RECHTBANK GELDERLAND

Wrakingskamer
zaaknummer: C/05/322200 / KZ RK 17/112
Beschikking van 21 augustus 2017
van de meervoudige wrakingskamer van de rechtbank op het verzoek van
[verzoekster],
geboren te [geboorteplaats] op [geboortedatum] 1961,
wonende te [woonplaats], [adres],
hierna te noemen: verzoekster,
strekkende tot de wraking van
mr. H.C.A. Walda,
rechter in deze rechtbank,
hierna te noemen: de rechter.

1.1. De procedure

1.1
Verzoekster heeft op 13 juni 2017 een wrakingsverzoek ingediend, dat is aangemerkt als een wrakingsverzoek gericht tegen mr. H.C.A. Walda.
1.2
De rechter heeft bij emailbericht van 23 juli 2017 gereageerd op het verzoek tot wraking.

2.Het wrakingsverzoek

2.1
Verzoekster stelt dat de rechter geen reden voor de gevangenhouding op heeft kunnen geven. De maatregel past niet bij de vertaling die anderen daaraan geven. Daarnaast is er geen begrenzer op de maatregel geplaatst waar verzoekster om vroeg. Nu staat de rechter hierdoor de hoger beroepzaken van verzoekster in de weg.
2.2
Volgens de rechter is verzoekster, zover hij kan nagaan, niet bij hem bekend en heeft hij recentelijk geen zaak behandeld waarbij verzoekster betrokken zou zijn geweest. Bovendien heeft hij de afgelopen 20 jaar niet met gevangenhouding van doen gehad.

3.De beoordeling

3.1
Wraking van een rechter is slechts mogelijk op grond van feiten of omstandigheden waardoor de rechterlijke onpartijdigheid schade zou kunnen lijden.
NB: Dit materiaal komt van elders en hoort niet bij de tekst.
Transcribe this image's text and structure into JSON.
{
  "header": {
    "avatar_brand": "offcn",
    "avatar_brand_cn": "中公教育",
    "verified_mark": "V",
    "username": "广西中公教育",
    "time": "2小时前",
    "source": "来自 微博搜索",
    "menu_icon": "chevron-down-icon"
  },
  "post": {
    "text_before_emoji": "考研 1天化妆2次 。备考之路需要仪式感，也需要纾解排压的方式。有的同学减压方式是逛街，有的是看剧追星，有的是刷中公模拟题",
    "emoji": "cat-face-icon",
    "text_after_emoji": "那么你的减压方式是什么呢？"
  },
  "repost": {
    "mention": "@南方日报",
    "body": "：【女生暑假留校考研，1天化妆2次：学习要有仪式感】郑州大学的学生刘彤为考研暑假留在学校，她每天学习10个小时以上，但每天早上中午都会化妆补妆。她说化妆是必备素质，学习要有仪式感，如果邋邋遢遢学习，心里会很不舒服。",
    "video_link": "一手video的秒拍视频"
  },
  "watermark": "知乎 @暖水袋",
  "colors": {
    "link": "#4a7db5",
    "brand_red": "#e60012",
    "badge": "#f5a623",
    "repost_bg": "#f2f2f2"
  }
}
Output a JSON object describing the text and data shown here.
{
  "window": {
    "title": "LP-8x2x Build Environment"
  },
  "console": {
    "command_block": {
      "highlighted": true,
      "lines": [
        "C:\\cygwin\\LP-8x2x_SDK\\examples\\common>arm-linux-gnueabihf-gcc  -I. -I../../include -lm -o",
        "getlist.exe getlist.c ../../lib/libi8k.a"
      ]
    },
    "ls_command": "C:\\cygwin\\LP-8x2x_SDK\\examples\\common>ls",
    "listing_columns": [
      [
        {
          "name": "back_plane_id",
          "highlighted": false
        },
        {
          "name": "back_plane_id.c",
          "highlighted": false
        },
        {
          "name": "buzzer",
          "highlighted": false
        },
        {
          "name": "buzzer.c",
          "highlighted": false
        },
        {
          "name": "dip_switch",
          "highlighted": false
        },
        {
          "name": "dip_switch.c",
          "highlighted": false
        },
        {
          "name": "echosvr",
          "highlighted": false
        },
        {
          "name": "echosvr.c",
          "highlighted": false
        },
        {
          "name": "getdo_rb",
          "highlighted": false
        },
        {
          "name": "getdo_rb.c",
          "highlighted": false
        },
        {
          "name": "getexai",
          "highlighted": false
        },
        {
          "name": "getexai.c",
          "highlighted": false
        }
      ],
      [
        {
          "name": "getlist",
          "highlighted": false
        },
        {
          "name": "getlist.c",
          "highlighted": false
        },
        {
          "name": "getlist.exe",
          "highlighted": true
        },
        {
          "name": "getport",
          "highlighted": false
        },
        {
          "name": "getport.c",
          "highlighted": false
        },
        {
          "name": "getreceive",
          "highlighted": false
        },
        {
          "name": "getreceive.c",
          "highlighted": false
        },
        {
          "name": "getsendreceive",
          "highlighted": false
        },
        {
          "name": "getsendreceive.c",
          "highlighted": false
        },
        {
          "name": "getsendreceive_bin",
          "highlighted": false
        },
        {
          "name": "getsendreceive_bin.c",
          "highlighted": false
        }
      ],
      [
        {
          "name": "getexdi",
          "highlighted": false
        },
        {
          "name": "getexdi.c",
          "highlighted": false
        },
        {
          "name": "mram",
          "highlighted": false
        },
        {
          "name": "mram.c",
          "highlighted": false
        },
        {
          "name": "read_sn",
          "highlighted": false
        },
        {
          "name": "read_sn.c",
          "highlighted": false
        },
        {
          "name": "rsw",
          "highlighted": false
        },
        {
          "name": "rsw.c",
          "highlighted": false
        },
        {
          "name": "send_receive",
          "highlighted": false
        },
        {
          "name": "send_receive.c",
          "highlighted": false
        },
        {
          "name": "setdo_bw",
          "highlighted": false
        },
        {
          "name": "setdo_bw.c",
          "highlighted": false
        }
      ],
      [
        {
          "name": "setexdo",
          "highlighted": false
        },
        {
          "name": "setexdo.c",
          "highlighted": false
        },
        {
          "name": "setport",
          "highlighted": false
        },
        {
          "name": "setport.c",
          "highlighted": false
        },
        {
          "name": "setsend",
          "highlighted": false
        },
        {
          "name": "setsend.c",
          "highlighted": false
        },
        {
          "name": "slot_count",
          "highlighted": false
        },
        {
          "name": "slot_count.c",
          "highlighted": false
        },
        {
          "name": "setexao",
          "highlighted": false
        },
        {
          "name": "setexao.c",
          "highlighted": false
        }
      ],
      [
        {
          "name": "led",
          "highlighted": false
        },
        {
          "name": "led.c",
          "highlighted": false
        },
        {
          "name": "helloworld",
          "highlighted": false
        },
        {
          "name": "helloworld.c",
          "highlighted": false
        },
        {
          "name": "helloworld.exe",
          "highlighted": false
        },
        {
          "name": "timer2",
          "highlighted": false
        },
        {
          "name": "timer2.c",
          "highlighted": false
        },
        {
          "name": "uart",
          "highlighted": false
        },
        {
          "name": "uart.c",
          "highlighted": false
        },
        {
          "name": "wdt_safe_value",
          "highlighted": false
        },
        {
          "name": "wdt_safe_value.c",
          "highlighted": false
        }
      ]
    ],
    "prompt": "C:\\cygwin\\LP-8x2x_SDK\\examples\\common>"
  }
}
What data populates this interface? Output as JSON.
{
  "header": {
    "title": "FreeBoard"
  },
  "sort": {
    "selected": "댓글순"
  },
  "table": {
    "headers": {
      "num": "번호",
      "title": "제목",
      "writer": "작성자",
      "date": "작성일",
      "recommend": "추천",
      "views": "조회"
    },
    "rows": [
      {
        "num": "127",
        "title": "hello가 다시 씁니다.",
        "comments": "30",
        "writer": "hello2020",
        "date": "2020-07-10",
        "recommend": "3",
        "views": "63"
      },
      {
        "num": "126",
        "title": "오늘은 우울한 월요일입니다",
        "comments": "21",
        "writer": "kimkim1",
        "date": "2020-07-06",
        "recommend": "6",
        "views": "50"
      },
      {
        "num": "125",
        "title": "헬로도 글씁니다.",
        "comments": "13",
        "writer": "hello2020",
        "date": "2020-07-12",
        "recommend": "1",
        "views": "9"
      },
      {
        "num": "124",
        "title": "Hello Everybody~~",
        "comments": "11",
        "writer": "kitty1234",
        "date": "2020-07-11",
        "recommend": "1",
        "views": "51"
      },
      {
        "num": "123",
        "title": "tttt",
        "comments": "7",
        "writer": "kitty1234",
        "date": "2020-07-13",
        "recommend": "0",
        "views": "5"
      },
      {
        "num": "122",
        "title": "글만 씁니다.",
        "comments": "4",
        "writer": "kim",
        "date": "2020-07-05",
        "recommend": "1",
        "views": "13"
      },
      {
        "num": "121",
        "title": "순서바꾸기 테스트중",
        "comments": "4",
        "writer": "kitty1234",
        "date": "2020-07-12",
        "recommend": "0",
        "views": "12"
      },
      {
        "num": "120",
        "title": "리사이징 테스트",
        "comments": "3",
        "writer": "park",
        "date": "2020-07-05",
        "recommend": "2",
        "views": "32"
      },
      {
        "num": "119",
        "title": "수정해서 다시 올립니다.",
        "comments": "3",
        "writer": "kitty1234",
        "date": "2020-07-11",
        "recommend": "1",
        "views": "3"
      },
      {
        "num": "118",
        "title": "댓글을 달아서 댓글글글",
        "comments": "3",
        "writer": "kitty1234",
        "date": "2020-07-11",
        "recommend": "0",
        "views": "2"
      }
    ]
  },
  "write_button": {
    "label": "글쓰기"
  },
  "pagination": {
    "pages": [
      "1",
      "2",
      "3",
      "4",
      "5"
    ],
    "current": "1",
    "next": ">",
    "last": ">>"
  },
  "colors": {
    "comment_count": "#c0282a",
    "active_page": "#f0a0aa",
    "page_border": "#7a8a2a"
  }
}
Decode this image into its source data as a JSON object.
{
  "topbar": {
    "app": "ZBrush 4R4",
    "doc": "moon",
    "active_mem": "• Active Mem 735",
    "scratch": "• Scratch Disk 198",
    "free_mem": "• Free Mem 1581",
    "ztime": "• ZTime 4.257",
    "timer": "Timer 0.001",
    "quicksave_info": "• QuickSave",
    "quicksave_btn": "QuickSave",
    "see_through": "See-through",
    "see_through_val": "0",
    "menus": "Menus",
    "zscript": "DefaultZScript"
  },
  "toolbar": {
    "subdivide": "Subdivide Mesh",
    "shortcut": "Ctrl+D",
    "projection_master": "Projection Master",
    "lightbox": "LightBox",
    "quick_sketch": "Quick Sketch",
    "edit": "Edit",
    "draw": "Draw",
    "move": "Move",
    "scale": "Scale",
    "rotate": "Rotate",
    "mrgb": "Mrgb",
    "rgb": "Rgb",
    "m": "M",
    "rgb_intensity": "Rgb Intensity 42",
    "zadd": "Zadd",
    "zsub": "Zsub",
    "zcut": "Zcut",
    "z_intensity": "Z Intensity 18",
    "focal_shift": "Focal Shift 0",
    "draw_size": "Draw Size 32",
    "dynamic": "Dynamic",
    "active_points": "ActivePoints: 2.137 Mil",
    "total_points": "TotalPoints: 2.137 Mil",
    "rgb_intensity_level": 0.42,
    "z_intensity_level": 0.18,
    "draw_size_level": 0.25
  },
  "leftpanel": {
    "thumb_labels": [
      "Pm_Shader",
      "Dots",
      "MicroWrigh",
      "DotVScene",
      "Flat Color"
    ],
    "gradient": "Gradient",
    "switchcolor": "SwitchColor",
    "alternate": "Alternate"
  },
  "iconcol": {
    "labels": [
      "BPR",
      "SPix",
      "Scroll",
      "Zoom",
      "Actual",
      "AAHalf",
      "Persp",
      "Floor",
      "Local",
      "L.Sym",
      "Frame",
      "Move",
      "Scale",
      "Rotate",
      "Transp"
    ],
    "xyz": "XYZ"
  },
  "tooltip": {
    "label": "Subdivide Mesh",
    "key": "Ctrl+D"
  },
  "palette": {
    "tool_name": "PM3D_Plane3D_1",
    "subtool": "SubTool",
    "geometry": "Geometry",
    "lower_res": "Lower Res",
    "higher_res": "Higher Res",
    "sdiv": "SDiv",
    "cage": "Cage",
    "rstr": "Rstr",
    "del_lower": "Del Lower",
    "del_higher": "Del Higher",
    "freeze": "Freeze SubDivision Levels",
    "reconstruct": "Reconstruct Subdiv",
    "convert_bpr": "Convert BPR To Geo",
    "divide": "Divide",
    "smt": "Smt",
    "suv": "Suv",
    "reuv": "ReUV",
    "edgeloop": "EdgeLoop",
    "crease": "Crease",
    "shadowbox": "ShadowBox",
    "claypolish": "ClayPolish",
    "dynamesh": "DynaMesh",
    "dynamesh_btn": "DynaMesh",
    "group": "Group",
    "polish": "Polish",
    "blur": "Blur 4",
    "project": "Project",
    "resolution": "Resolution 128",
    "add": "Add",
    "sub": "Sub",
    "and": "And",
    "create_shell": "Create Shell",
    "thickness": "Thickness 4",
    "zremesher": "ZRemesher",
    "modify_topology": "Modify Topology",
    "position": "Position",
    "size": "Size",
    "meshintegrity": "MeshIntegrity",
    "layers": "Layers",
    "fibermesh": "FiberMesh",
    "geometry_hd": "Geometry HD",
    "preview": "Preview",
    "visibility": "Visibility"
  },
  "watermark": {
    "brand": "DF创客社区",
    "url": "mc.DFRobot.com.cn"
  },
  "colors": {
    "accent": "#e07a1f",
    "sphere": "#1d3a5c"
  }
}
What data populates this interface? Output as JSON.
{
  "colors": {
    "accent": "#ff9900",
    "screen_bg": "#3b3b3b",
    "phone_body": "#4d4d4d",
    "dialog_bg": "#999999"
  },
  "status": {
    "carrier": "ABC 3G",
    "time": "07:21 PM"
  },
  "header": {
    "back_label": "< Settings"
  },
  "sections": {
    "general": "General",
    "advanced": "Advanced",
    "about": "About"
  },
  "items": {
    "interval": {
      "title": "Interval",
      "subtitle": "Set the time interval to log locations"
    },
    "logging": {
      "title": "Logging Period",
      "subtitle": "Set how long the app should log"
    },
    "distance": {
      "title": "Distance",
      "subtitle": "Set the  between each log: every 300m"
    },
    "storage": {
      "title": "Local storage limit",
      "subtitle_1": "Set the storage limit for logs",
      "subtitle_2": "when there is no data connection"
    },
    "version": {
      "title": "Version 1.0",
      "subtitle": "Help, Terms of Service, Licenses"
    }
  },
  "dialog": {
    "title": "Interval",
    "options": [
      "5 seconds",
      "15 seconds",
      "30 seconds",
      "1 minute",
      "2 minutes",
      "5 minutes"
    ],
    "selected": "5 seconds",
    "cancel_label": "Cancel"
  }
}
Daarvan kan sprake zijn indien de rechter jegens een partij vooringenomen is of indien de vrees van een partij daarvoor objectief gerechtvaardigd is. Bij de beoordeling daarvan moet voorop staan dat een rechter uit hoofde van zijn aanstelling moet worden vermoed onpartijdig te zijn, tenzij zich uitzonderlijke omstandigheden voordoen die zwaarwegende aanwijzingen opleveren voor het oordeel dat de rechter jegens een partij een vooringenomenheid koestert, althans dat bij die partij dienaangaande bestaande vrees objectief gerechtvaardigd is (HR 24 oktober 1995 NJ 1996,484). Uit de artikelen 36 en 37 Wetboek van Burgerlijke Rechtsvordering (hierna: Rv)/ 512 en 513 Wetboek van Strafvordering (hierna: Sv)/ 8:15 en 8:16 Algemene wet bestuursrecht (hierna: Awb) en het vermoeden van onpartijdigheid volgt dat de verzoeker concrete feiten en omstandigheden moet aanvoeren waaruit objectief afgeleid moet worden dat de rechter jegens een partij vooringenomen is of de vrees van een partij dat dat zo is objectief gerechtvaardigd is. Met inachtneming hiervan overweegt de rechtbank het volgende.
3.2
Uit het dossier kan niet worden opgemaakt dat de rechter recentelijk een beslissing over een vrijheidsbenemende maatregel jegens verzoekster heeft genomen. Verzoekster heeft geen concrete feiten en omstandigheden gesteld waaruit de rechtbank kan afleiden dat sprake is van rechterlijke onpartijdigheid, laat staan zodanige omstandigheden waardoor verzoekster schade zou kunnen leiden. Gelet hierop komt de wrakingskamer niet toe aan een inhoudelijke behandeling van het wrakingsverzoek. Een mondelinge behandeling kan daarom achterwege blijven. De rechtbank zal verzoekster niet-ontvankelijk verklaren in haar verzoek.
3.3
Verzoekster heeft eerder een wrakingsverzoek gedaan zonder naar behoren concrete feiten en omstandigheden te stellen waaruit in redelijkheid zou kunnen worden afgeleid dat sprake is van partijdigheid of objectief gerechtvaardigde vrees daarvoor. De beschikking van 23 december 2016 heeft tot de conclusie geleid dat verzoeker het middel van wraking gebruikt voor een ander doel dan waarvoor het is gegeven. Naar het oordeel van de rechtbank is er sprake van misbruik. De rechtbank zal daarom op de voet van artikel 39 lid 4 Rv/515 lid 4 Sv/ 8:18 lid 4 Awb bepalen dat een nieuw, vergelijkbaar verzoek tot wraking niet meer in behandeling zal worden genomen.

4.De beslissing

De rechtbank
- verklaart verzoekster niet-ontvankelijk in haar verzoek om wraking,
- bepaalt dat een volgend vergelijkbaar wrakingsverzoek niet in behandeling zal worden genomen.
Deze beschikking is gegeven door de mrs. L.J.P. Lambooij (voorzitter), Y.M.J.I. Baauw en J.R. Veerman in tegenwoordigheid van de griffier mr. M.S. Verhagen en in openbaar uitgesproken op 21 augustus 2017.
- de griffier de voorzitter
Tegen deze beslissing staat geen rechtsmiddel open.